Patients with HCM may become symptomatic at any age, but most present between age 30 and 40 years, approximately 10 years earlier than the average of onset of symptomatic valvular aortic stenosis. Symptoms are similar to those of aortic stenosis, except that the patient with HCM may report that symptoms are relieved with squatting.
Signs may be absent in this disease. The classic auscultatory finding is a crescendo-decrescendo harsh systolic murmur heard best at the fifth left intercostal space, mid left thorax, which radiates to the lower left sternal border. The Valsalva maneuver intensifies the murmur by decreasing venous return, which contracts the left ventricle and increases the obstruction. Squatting and passive leg elevation diminish the murmur. Listening at the apex, one can hear an increased murmur as the patient goes from a squatting to a standing postion, due to decreased venous return from pooling. There is no opening snap, as is commonly heard in valvular aortic stenosis. The apical impulse may be double secondary to an abrupt interruption of early systolic ejection by the asymmetrical septum, which blocks outflow, as the ventricle contracts.

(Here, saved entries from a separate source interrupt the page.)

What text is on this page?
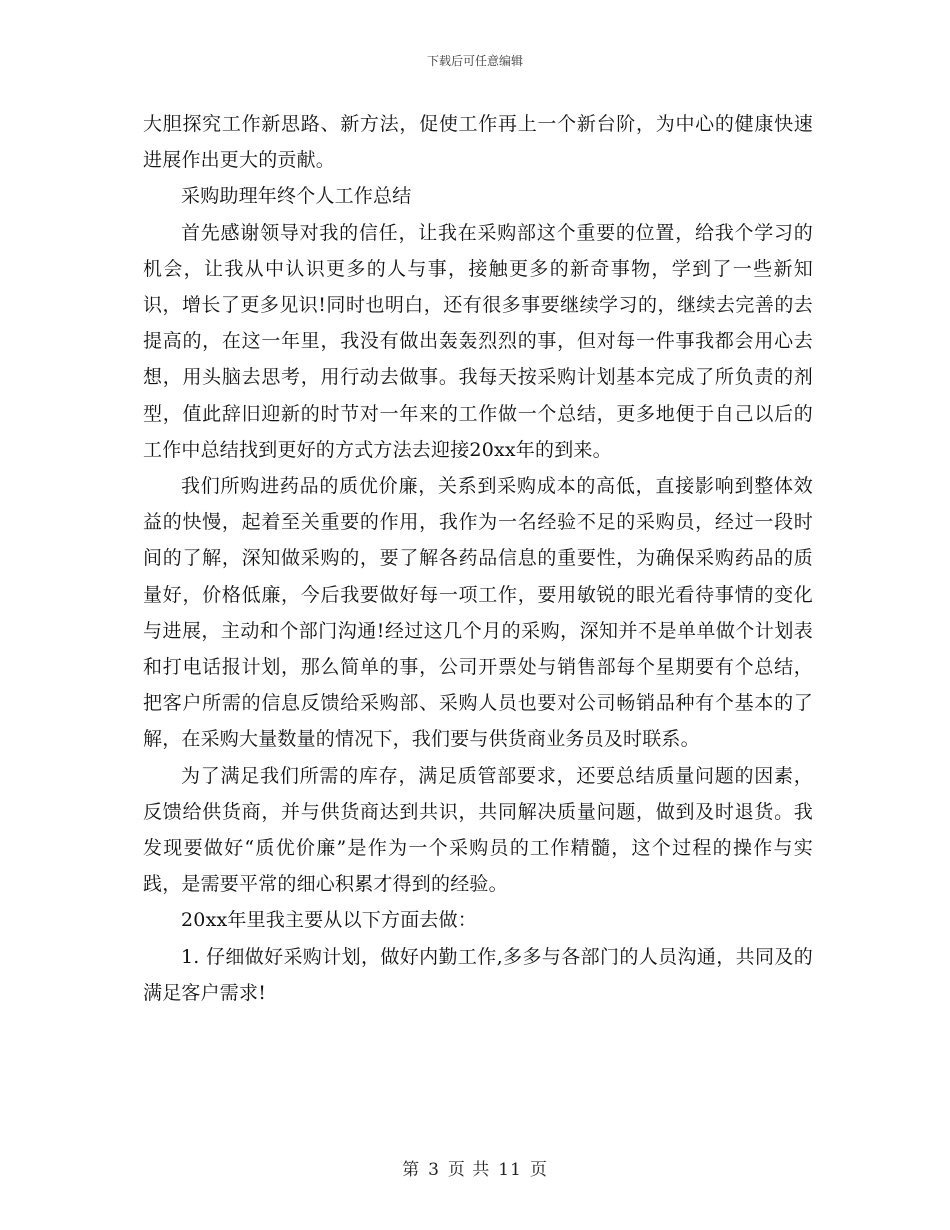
下载后可任意编辑

大胆探究工作新思路、新方法，促使工作再上一个新台阶，为中心的健康快速进展作出更大的贡献。

采购助理年终个人工作总结

首先感谢领导对我的信任，让我在采购部这个重要的位置，给我个学习的机会，让我从中认识更多的人与事，接触更多的新奇事物，学到了一些新知识，增长了更多见识!同时也明白，还有很多事要继续学习的，继续去完善的去提高的，在这一年里，我没有做出轰轰烈烈的事，但对每一件事我都会用心去想，用头脑去思考，用行动去做事。我每天按采购计划基本完成了所负责的剂型，值此辞旧迎新的时节对一年来的工作做一个总结，更多地便于自己以后的工作中总结找到更好的方式方法去迎接20xx年的到来。

我们所购进药品的质优价廉，关系到采购成本的高低，直接影响到整体效益的快慢，起着至关重要的作用，我作为一名经验不足的采购员，经过一段时间的了解，深知做采购的，要了解各药品信息的重要性，为确保采购药品的质量好，价格低廉，今后我要做好每一项工作，要用敏锐的眼光看待事情的变化与进展，主动和个部门沟通!经过这几个月的采购，深知并不是单单做个计划表和打电话报计划，那么简单的事，公司开票处与销售部每个星期要有个总结，把客户所需的信息反馈给采购部、采购人员也要对公司畅销品种有个基本的了解，在采购大量数量的情况下，我们要与供货商业务员及时联系。

为了满足我们所需的库存，满足质管部要求，还要总结质量问题的因素，反馈给供货商，并与供货商达到共识，共同解决质量问题，做到及时退货。我发现要做好“质优价廉”是作为一个采购员的工作精髓，这个过程的操作与实践，是需要平常的细心积累才得到的经验。

20xx年里我主要从以下方面去做：

1. 仔细做好采购计划，做好内勤工作,多多与各部门的人员沟通，共同及的满足客户需求!

第 3 页 共 11 页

The pulse has a brisk rise and a double peak, unlike valvular aortic stenosis, in which the pulse has a slow rise and a sustained single peak.
HCM is one cause of sudden death among athletes, and all patients are at significant risk. The mechanism of sudden death is not well understood and is probably due to several mechanisms, including dysrhythmias and massive myocardial infarction. Patients with HCM are at risk for endocarditis, usually involving the thickened mitral valve. Antibiotic prophylaxis is recommended for certain procedures performed in the emergency department ( Table 5,0:1).